…in disconnectability disconnectedness (and if that is not already a word, I take full credit for it).

Since today is one of those days where life hands you lemons and your juicer broke down I decided to go hunting for blogs in the slovene part of the forest. Which basically means I kept refreshing si.blogs directory and checking two “major” slovenian blog providers, Delo (labour) and Večer (evening) – an off-topic remark – wtf is with the newspapers names in Slovenia? – and we`re moving on and I noticed that stuff keeps repeating. Same subjects are being debated over and over again with no apparent progress or development. The first that comes to my mind is “Why is a blog blog? Why don`t we invent a highly improbable to catch on slovene word and try to push it into the open, quoting Jonas as we go“. Which is something I would label, as the slovene proverb goes, “Inventing hot water”. The communication is broken and we are again looking at the stone age, where different groups of people (blogroll buddies) invented same things over and over again with no notion of the other groups. Which is the best way if you want to keep everybody looping back to the same problem that has no single point solution and therefor is better left on its own. We can all see where this new post frenzy leads to. It lets to creating unnecessary noise and it leads to chaos. And chaos, my friends, is not good.

How to solve this? How to make people more aware of each other and how to persuade them that blog is a community tool rather than “an isolated room where you can scream”?

To achive that I think that blog-software-offering servers (my oh my) should forget if only just for a second that “No blog is an island, entire of itself…” and should encourage interrracial (?) linking and notiftying their users that there is a whole other world out there.

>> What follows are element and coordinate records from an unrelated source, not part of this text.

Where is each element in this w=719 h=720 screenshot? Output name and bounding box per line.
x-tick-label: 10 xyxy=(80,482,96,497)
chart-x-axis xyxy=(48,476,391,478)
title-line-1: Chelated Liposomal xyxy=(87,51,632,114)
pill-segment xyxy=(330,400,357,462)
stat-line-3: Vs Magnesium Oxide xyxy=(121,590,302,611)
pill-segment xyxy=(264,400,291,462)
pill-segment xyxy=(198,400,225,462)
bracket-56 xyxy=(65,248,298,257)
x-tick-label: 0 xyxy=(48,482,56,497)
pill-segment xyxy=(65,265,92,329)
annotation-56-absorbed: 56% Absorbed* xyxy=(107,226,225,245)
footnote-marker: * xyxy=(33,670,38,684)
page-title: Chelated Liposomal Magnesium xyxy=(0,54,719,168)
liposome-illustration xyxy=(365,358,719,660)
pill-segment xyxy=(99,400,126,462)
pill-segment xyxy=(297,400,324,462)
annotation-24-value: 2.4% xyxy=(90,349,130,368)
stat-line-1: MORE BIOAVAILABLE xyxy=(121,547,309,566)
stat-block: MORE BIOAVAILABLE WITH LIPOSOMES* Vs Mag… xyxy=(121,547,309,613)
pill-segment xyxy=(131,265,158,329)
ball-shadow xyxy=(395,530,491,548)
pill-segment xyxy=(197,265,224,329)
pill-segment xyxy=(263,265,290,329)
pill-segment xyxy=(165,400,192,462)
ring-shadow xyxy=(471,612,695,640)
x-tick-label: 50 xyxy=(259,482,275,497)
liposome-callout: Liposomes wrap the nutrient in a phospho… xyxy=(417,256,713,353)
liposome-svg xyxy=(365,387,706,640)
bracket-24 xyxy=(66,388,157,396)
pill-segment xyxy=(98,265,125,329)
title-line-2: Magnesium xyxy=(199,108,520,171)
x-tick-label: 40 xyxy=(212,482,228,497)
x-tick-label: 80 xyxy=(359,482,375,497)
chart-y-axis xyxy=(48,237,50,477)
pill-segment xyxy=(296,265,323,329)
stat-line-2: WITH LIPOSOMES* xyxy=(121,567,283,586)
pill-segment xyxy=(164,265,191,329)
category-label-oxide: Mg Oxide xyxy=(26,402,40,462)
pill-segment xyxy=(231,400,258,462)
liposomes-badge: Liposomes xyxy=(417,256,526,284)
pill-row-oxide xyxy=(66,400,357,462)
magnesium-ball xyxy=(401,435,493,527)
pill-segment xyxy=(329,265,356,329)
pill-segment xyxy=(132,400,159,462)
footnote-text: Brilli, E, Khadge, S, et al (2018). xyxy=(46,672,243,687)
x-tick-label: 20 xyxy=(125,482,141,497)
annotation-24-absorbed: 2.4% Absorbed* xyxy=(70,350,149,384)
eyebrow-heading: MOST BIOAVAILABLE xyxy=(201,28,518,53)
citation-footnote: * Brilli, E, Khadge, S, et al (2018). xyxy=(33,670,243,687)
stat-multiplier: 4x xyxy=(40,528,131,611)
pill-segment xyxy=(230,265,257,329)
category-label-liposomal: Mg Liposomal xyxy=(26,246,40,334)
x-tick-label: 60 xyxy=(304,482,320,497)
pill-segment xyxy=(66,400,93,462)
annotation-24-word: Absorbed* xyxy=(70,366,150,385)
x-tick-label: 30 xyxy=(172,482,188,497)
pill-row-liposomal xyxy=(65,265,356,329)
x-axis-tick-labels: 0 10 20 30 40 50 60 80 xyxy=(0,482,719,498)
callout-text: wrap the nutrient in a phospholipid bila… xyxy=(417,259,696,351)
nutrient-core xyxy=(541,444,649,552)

It is true that you cannot expect that people will weed through the entire blogosphere just to see if someone already wrote about that nasty rash between your pinky and your ring finger but maybe, just maybe, there would be some pointers that would lead to the all mightly “is it a blog or is it something else” debate where an individual could post his/her own remarks, without having to open up a whole brand new post.

Some of you may argue that diversity is what makes the blogs go. What makes the blogosphere turn around. I agree. But will you settle for turning around the same corner for the eternity to come? The idea of a groundhog day does not appeal to me. And I would much rather see a smaller number of blogs that deal with unique contents than an echo that bounces through the blogosphere, drowning everything else in its own noise.

The current blog expansion trend is still positive (doubling every five months). Where and how will it end? An interesting question poses – what will we do when we run out of space? I know it`s a long shot, but in honor of Stanislaw Lem, let`s toy with the idea. How will we divide and conquer? Where`s the criteria? Most read? Best written? Most nude photos? I don`t know!

Because it has to end sometime. All things have to come to an end. They can evolve or devolve, but they must end. I know it is way too early to be gloomy and all “thy end is near” but these are things that go through my mind from time to time. Bare with me.

Apart from (current) disconnectability the problem with the blogosphere is not so much with content (we all know blogs are full of gems of knowledge) but with the very limited effect a certain blog post has. The speed of communication is staggering and as much as speed is usually a virtue, especially when it comes to communicating with the rest of the community, the blogs are actually crippled by it. Speed kills. Blogs are not immune to it.

Let us apply a well-known capitalistic model to the blogosphere. Where selection is executed through profits. Although the term “profits” applies poorly to blogs (since there are really really really scarce blogs out there which actually make serious money by content and/or ads), we can see that in such a case, the big boys like Boingboing and Engadget and PostSecret will survive while the worms like the L files will go down under. But then again…what exactly does make a certain blog big? The readers or the content? The two terms do not single each other out. Are blogs pop or hard core?

Diversity model explains a whole lot better why there are so many blogs still standing, despite the fact that they post similar stuff and that they do not offer a unique commentary on a certain subject. Mind over matter. And of course, people are still excited abou t it. Remember the three months rule.

Last but not least, there`s chaotic model. Shit happens. So do blogs. End of story.

All in all, it will be very interesting to see how the whole blogging business turns out. Who will be the last man standing? And who will be lying dead?